Mexico is a nation with a particularly rich history. The writer’s destiny in Mexico is to make people remember constantly that since our culture is multiple, our power must be shared out in multiple ways. Paz’s brilliant investigation in The Other Mexico is inseparable from the conviction that only an articulate people will finally save Mexico from the pyramid. His question is our question: can we, in the world of superpower condominiums and their cynical deals, formulate a just and human model for development that will not sacrifice our past or shackle our future?
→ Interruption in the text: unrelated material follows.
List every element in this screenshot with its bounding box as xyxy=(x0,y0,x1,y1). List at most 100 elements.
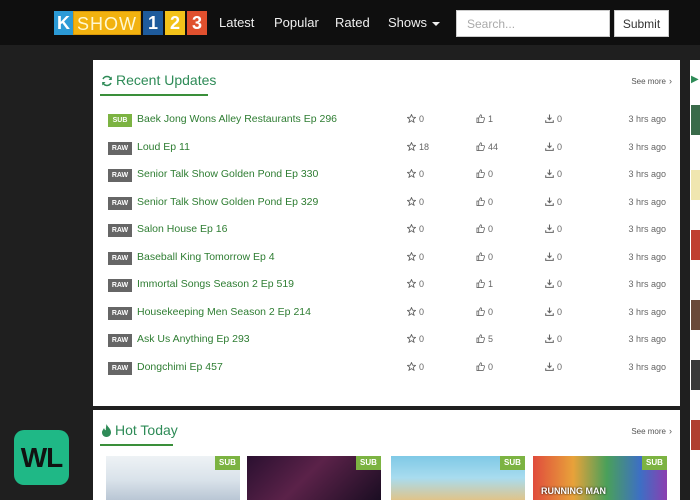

A couple of summers ago, I drove around the Morelos countryside in Mexico with Carol and Jack Gelber. We were exploring Zapata’s landmarks, his birthplace, the fields where he grew up and later fought, the hacienda where he was shot down in ambush. We got lost in one of many turnings and stopped to ask an old campesino what his village was called, and he answered: “Garduño, in times of peace; Zapata, in times of war.” This man, heir to the revolutionary legend of zapatismo, knew there was another time. Or, rather, that one could both aspire to the past and to a future that would fulfill an original promise. We had the feeling that he had somehow kept alive a revolutionary present and that only in such a present did the past and the future have a meaning. He is the true protagonist of The Other Mexico. He too was repeating Paz’s words: “Time hungers for incarnation.”